“About what?”
“About Natalie,” I said, hearing the frustration in my tone. “What do I do about her relationship with the other guy?”
Bowen raised an eyebrow. He said nothing, waiting for me to answer my own question. He knew me well enough to understand that I’d be able to eventually figure it out, which I did.
“I need to accept that I can’t control another person,” I intoned. “I can only control my own behaviors.”
“That’s correct.” Bowen smiled. “But I suspect it doesn’t make you feel any better.”
No, I thought, it really doesn’t. I took some deep breaths, wishing it weren’t the truth, before automatically repeating much of what I’d learned in our previous sessions. “You’ll tell me that for now, I should strive to be the best version of myself that I can be. I need to sleep, exercise, eat healthy, and keep mood-altering substances to a minimum. Practice DBT and CBT skills when I’m feeling on edge. I understand all those things. And I’m doing those things. What I want to know is what I should do with regard to Natalie, so I don’t go crazy with worry.”
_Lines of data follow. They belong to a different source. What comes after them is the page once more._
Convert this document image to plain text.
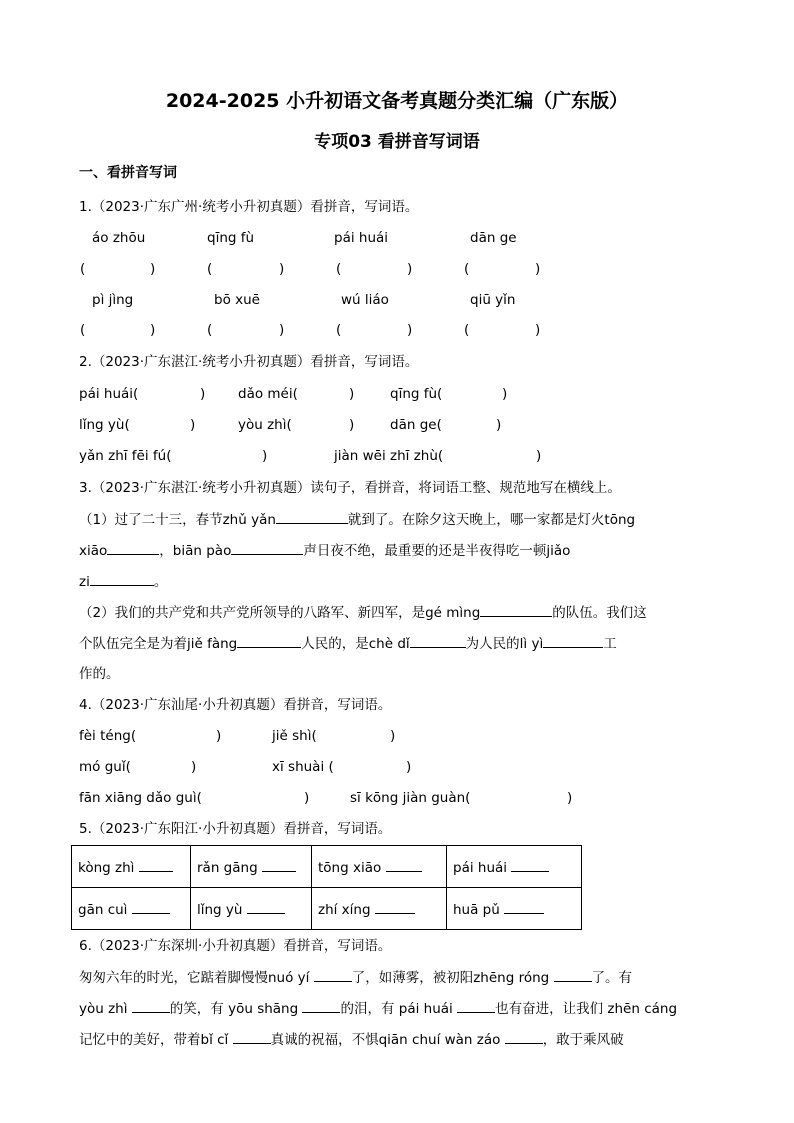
2024-2025 小升初语文备考真题分类汇编（广东版）
专项03 看拼音写词语
一、看拼音写词
1.（2023·广东广州·统考小升初真题）看拼音，写词语。
áo zhōu	qīng fù	pái huái	dān ge
(	)	(	)	(	)	(	)
pì jìng	bō xuē	wú liáo	qiū yǐn
(	)	(	)	(	)	(	)
2.（2023·广东湛江·统考小升初真题）看拼音，写词语。
pái huái(	) dǎo méi(	)	qīng fù(	)
lǐng yù(	)	yòu zhì(	)	dān ge(	)
yǎn zhī fēi fú(	)	jiàn wēi zhī zhù(	)
3.（2023·广东湛江·统考小升初真题）读句子，看拼音，将词语工整、规范地写在横线上。
（1）过了二十三，春节zhǔ yǎn	就到了。在除夕这天晚上，哪一家都是灯火tōng
xiāo	，biān pào	声日夜不绝，最重要的还是半夜得吃一顿jiǎo
zi	。
（2）我们的共产党和共产党所领导的八路军、新四军，是gé mìng	的队伍。我们这
个队伍完全是为着jiě fàng	人民的，是chè dǐ	为人民的lì yì	工
作的。
4.（2023·广东汕尾·小升初真题）看拼音，写词语。
fèi téng(	)	jiě shì(	)
mó guǐ(	)	xī shuài (	)
fān xiāng dǎo guì(	)	sī kōng jiàn guàn(	)
5.（2023·广东阳江·小升初真题）看拼音，写词语。
kòng zhì	rǎn gāng	tōng xiāo	pái huái
gān cuì	lǐng yù	zhí xíng	huā pǔ
6.（2023·广东深圳·小升初真题）看拼音，写词语。
匆匆六年的时光，它踮着脚慢慢nuó yí	了，如薄雾，被初阳zhēng róng	了。有
yòu zhì	的笑，有 yōu shāng	的泪，有 pái huái	也有奋进，让我们 zhēn cáng
记忆中的美好，带着bǐ cǐ	真诚的祝福，不惧qiān chuí wàn záo	，敢于乘风破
If Bowen heard the emotion in my voice, he didn’t comment on it. Instead, in the calm way he always adopted with me, he shrugged.
“What can you do except to keep doing what you’re doing?”
“But I love her.”
“I know you do.”
“I don’t even know if she lives with him, or if she’s just dating him.”
Bowen appeared almost sad. “Do you really want to know?”
*
On the highway the following day, I ruminated on my conversation with Dr. Bowen. I knew what I wanted—I wanted Natalie to dump the guy—but I was only half of that equation. Or maybe only a third of it, which was even worse. I sometimes believe the world would run better if I were put in charge of everything and could indeed control people, but knowing me, I’d probably get tired of the responsibility.
I had the GPS on in the SUV, even though I probably wouldn’t need it until I reached the South Carolina border. It was straightforward until then—Highway 70 to Interstate 40 near Raleigh, then Interstate 85 near Greensboro, through Charlotte, and into South Carolina, all the way to Greenville. The computer was calculating that I’d reach my destination somewhere between one and two in the afternoon, which I hoped was enough time to get some answers.
The drive was easy, relatively flat, and sandwiched between either farmland or forest. Near the cities, the congestion was worse, though nothing like the DC area, where I’d grown up. As I rolled along, I tried to picture my grandfather taking the same route but couldn’t. His truck shivered and shook at speeds above forty miles an hour, and driving slowly on the interstates was dangerous. At his age, he would have known that his eyesight and reflexes weren’t up to par, either. The more I thought about it, the more I figured he would have opted for rural highways, with a single lane in each direction. It would have added even more time to the journey, and for all I knew, he’d taken two days to reach Easley.
I stopped for lunch south of Charlotte, then hit the road again. According to the GPS, Interstate 85 would intersect with Highway 123 in Greenville, and from there, it was a straight shot to my destination. Before I’d left, I’d learned that Highway 123 also led to Clemson University, which was a bit farther west, which made me wonder if Helen was a coed. My grandfather, the old dog, might have been robbing the cradle.
It was an absurd thought, but after more than six hours in the car, it made me laugh aloud.
I found Highway 123 without a problem, settled in for the final stretch, and when I was five minutes out, I began looking for mile markers. To my mind, had the stroke occurred farther east, he would have been transported to a hospital in Greenville, which was a much larger city and had more hospitals. Reaching the outskirts of Easley brought back memories, but none of the town itself. Nothing seemed familiar, nor could I remember the exact route I’d taken to the hospital, those memories overwhelmed completely by the worries I’d had at the time.
I eventually spotted mile marker 9 and I began to slow the SUV, scanning both sides of the highway. Unlike the majority of the drive, there was more than farmland or forest here; there were houses and pawnshops, used car lots and junkyards, gas stations, and even an antique store. The sight was discouraging; finding someone in any one of those businesses or houses who would remember my grandfather from more than six months ago—much less someone able to offer any helpful advice—might take days, even weeks, and while I was interested in the mystery, I already knew I wouldn’t commit to something like that. It made me wonder whether the trip had been worthwhile at all.